Buddy Roemer: 'That's What's Wrong With The American System .. It's Bought'

Buddy Roemer: 'That's What's Wrong With The American System .. It's Bought'

Hey, you guys remember Buddy Roemer, right? Former Louisiana Governor? Re-emerged after a quarter-century of being out of politics to announce he was running for President? Last seen procuring a Winnebago? Yeah, that guy. He's been out of the news so long that I started to worry that he had forgotten that he was a Presidential candidate.

But there's good news: over at ThinkProgress, Lee Fang has posted an interview with Roemer from a Tea Party rally in New Hampshire, and he's making some refreshingly honest points about the way our democratic process is unduly influenced by corporate cash. "Right now," Roemer says, "too often the political debate has become about the money and not about the issues."

FANG: You’re running in the Republican primary.
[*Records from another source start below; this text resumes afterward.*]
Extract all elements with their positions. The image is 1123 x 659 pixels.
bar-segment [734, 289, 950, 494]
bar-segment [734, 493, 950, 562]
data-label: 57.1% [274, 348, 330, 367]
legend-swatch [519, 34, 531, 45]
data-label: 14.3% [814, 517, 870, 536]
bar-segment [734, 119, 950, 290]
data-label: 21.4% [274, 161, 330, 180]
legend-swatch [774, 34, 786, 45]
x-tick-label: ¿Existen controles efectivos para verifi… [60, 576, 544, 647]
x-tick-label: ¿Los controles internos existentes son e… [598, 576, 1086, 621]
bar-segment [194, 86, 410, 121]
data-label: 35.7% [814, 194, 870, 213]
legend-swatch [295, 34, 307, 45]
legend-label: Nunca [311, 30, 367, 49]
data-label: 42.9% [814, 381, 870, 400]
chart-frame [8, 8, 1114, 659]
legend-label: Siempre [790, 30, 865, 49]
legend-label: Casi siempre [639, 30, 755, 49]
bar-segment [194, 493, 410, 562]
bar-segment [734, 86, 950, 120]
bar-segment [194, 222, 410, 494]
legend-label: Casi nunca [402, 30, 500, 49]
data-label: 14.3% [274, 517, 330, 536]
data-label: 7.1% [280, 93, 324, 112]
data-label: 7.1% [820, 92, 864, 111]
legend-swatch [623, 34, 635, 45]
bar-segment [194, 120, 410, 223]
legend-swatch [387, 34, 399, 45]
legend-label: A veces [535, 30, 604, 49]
And some of the biggest players in the Republican Party are groups like the U.S. Chamber of Commerce, the NFIB, these big money, big corporate groups that are the reason the DISCLOSE Act died. They lobbied both Democrats and Republicans to kill the bill in the Senate.

ROEMER: It’s disastrous, it's dysfunctional, to their shame. You might look at the big unions on the Democratic side. The guys with the bucks want unfettered regulation. They want to run America. [...] The reason the tax code is four thousand pages long and paid no taxes last year and made five billion dollars? It’s [campaign] checks. That’s whats wrong with the American system. It’s not free anymore. It’s bought. [...]

FANG: How are you going to directly challenge them? I mean, you’ve placed limits on yourself, but what are you going to do about Karl Rove’s groups?

ROEMER: Well, Karl Rove can contribute to me. One hundred dollars!

FANG: But he’s got these front groups with undisclosed money.

ROEMER: I understand. You know I’ve got to run against the system. It’s corrupt. And the only way I know how to do it -- and if you have a better idea, give it to me Lee -- is by example.

The influence of corporate money and lobbying is, of course, a pernicious problem that routinely interferes with the democratic process and places ordinary citizens at a disadvantage. It really doesn't matter a whit what party you support. Roemer is one of the few people willing to talk about it, but his principled stand comes with a cost: His pledge to keep to $100 contributions has kept his campaign coffers empty. But Roemer's problem is our problem: When principles can't buy you egg rolls, the system is broken.

Good policy ideas should sell themselves, right? And lawmakers who govern at the pleasure of ordinary people should be a commodity unto themselves. So what is all the money in politics actually for? Turd polish, frankly.

I'd like to be able to say, "Give 'em hell at the debate tonight, Buddy," but as you might have expected, Roemer -- after being initially confirmed as an attendee -- failed to qualify for the debate because he didn't hit 1 percent in five national polls.